A bewildering array of choices faces the prospective ring buyer. There are different metals, different kinds of gold even, big diamonds, little diamonds, mountings, points, cuts, clarity, and carots. There are wedding sets and solitaires, matching bands with milled edges, rounded or flat. And there's always a big sale that's just about to expire.

Fortunately, Betsy did have SOME idea what she wanted. She wanted something simple and old-fashioned in rose gold (also known as pink gold or red gold). All gold used in rings is actually an alloy of gold with copper and silver (or nickel in the case of white gold). The amount of gold remains constant, but increase the ratio of copper to silver and you have rose gold. Increase the silver and you have green gold. Rose gold was popular back in our grandmother's day, but is relatively scarce today.

So out we went in search of the illusive rose gold. At last we found a reliable goldsmith who could obtain rose gold and we considered having rings made from scratch. By this time we had looked at hundreds of rings without seeing anything we liked and I was tired and hungry. But Betsy said "Just one more store."

And that's where we found them! Betsy saw the engagement and wedding band set at the same moment I did, and her eyes lit up at the same moment mine did. Both rings were in rose gold with the surface blooming in a chain of roses. Between each rose was a cluster of leaves in green gold. The engagement ring had a small diamond in the center. Simple and beautiful.

That very morning Betsy's parents had sent her great-grandmother's engagement ring and we arranged to replace the small diamond with this much nicer heirloom. Thus Betsy's rings had rose gold, were from Montana (which she wanted), and also included a link back to her own family. And we got an exceptionally good price! In fact Betsy was almost happier with the deal than she was with the rings! Best of all, we both felt certain that these rings were just right.

That left my wedding band. For this we returned to our friendly goldsmith with a unique design. The ring was to be done entirely in rose gold with a pattern of leaves engraved on the front to match the leaves on Betsy's rings. And opposite the leaves I prepared an Elvish inscription using a dusty old alphabet chart that had mysteriously resurfaced from my childhood only the night before: "The Epicurious & Smendrick Mode of Tengwar."

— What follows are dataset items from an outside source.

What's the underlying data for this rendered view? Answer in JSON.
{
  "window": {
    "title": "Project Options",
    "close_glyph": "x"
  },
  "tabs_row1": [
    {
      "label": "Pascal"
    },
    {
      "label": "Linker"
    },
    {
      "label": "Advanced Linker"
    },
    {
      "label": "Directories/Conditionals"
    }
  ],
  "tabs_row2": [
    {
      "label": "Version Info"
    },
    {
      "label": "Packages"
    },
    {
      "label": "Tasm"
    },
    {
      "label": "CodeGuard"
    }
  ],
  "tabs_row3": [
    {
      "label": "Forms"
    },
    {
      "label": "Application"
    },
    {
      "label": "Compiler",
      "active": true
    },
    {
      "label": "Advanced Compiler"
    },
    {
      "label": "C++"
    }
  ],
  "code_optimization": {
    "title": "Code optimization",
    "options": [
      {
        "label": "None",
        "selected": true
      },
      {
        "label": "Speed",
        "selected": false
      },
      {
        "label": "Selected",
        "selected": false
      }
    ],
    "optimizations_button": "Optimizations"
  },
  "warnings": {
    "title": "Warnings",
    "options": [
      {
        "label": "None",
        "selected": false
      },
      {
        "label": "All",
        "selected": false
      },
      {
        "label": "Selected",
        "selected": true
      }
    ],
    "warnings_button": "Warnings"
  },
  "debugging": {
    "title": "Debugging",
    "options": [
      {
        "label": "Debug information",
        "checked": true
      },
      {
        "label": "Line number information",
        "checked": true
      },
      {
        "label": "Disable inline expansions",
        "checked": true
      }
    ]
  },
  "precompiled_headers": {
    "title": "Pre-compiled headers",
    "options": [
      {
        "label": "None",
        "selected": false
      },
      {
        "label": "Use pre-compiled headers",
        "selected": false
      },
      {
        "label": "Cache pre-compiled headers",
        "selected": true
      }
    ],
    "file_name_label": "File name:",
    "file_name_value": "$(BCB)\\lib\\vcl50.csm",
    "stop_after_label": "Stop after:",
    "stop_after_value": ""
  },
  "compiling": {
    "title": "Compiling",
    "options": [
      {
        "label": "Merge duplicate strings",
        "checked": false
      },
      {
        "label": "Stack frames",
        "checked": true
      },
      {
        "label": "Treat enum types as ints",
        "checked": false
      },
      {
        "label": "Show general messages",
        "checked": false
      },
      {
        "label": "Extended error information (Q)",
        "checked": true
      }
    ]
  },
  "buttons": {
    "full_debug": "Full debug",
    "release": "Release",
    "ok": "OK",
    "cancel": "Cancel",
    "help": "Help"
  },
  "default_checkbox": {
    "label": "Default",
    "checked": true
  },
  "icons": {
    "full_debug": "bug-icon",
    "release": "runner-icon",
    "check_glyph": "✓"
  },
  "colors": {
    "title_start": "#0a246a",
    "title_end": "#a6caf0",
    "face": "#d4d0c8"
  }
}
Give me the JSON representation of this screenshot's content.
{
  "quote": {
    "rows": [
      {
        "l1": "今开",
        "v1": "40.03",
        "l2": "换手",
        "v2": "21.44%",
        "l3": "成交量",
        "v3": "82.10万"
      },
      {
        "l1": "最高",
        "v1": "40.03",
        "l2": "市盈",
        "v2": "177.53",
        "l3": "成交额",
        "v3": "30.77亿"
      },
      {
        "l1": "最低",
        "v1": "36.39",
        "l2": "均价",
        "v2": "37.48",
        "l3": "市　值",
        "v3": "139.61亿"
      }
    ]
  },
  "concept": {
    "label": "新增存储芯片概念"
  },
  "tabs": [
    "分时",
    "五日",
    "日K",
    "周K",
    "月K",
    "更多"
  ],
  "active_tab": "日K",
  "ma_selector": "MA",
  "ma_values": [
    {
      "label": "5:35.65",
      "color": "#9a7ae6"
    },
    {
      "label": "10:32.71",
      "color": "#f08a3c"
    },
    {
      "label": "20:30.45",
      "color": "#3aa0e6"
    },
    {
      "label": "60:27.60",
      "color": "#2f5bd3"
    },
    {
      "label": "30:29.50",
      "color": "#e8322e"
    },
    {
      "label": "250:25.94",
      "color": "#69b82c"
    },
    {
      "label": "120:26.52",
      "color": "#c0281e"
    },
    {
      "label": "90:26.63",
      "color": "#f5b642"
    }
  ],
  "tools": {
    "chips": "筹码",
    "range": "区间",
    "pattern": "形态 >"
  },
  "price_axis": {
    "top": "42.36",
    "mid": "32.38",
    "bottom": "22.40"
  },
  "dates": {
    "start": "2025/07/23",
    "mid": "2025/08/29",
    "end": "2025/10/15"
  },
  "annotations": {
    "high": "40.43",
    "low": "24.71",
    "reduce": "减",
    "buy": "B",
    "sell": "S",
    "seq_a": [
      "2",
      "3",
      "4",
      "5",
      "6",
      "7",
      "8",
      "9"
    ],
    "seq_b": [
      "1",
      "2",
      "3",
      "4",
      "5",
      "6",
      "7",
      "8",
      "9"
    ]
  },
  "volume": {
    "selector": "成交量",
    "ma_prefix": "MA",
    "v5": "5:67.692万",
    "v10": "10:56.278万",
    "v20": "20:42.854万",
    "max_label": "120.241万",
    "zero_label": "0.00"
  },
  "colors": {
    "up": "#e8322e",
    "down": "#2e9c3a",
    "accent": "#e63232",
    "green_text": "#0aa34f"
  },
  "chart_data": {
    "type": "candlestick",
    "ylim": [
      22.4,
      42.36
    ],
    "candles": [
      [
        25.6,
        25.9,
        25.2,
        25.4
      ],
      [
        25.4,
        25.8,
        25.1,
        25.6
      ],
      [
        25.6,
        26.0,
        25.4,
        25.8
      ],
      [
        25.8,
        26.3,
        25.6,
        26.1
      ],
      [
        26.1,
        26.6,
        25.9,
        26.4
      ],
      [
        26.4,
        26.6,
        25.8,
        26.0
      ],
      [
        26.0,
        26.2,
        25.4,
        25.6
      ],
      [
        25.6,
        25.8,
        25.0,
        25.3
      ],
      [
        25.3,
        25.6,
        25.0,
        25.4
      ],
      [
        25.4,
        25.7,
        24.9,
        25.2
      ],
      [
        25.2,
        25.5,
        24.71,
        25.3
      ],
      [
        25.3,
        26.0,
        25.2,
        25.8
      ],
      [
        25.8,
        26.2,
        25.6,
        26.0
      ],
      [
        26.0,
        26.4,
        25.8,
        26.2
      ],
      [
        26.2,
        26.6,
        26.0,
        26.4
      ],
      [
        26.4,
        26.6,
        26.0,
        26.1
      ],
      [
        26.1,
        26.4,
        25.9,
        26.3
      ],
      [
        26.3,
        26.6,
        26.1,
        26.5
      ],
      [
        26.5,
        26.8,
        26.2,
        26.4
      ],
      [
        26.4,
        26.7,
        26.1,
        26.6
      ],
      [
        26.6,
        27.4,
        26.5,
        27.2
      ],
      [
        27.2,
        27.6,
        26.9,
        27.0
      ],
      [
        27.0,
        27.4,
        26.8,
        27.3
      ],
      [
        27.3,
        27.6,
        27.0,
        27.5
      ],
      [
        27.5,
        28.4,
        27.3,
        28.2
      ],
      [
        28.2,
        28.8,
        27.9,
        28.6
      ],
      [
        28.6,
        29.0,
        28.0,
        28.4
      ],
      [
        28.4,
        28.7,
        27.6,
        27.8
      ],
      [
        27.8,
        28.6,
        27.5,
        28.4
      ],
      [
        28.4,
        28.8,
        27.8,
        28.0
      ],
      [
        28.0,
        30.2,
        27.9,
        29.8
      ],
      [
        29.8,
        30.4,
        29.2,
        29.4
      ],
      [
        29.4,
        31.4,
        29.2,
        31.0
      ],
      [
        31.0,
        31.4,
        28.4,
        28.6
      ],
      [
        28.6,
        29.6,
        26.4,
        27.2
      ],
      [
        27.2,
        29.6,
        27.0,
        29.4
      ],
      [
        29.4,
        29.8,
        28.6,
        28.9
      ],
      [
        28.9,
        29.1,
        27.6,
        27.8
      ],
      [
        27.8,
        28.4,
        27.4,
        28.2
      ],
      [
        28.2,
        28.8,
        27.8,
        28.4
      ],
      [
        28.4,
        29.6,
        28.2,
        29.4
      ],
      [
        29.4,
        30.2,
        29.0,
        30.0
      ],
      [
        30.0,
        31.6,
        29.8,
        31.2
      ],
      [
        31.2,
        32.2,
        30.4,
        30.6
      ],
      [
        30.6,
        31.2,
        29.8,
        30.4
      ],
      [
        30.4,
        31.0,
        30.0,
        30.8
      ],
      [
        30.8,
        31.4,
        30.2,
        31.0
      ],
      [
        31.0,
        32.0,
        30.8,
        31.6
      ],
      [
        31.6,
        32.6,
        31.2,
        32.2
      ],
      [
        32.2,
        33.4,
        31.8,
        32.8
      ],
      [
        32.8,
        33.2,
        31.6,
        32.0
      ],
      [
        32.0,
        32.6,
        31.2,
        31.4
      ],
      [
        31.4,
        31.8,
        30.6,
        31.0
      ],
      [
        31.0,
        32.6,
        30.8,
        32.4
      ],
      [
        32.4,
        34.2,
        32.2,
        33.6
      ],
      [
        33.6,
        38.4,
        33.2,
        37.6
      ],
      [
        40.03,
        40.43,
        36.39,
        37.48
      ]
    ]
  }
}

Betsy's engagement ring is now on her finger, and her finger, alas, is in California. It looks incredibly beautiful on the third finger of her left hand. The other two rings are in MY possession, and I am marveling at them now even as I write. My ring turned out so well that the goldsmith took a picture of it and wanted our address so that he could follow the history of the ring. He has decided to start using rose gold more often. With it's Elvish inscription, it is certainly a one-of-a-kind. I can hardly wait to wear it as Betsy's husband!

The inscription? I have included a representation of it. For me it is an incantation, and the answer to a riddle I've been seeking all my life: "John and Betsy."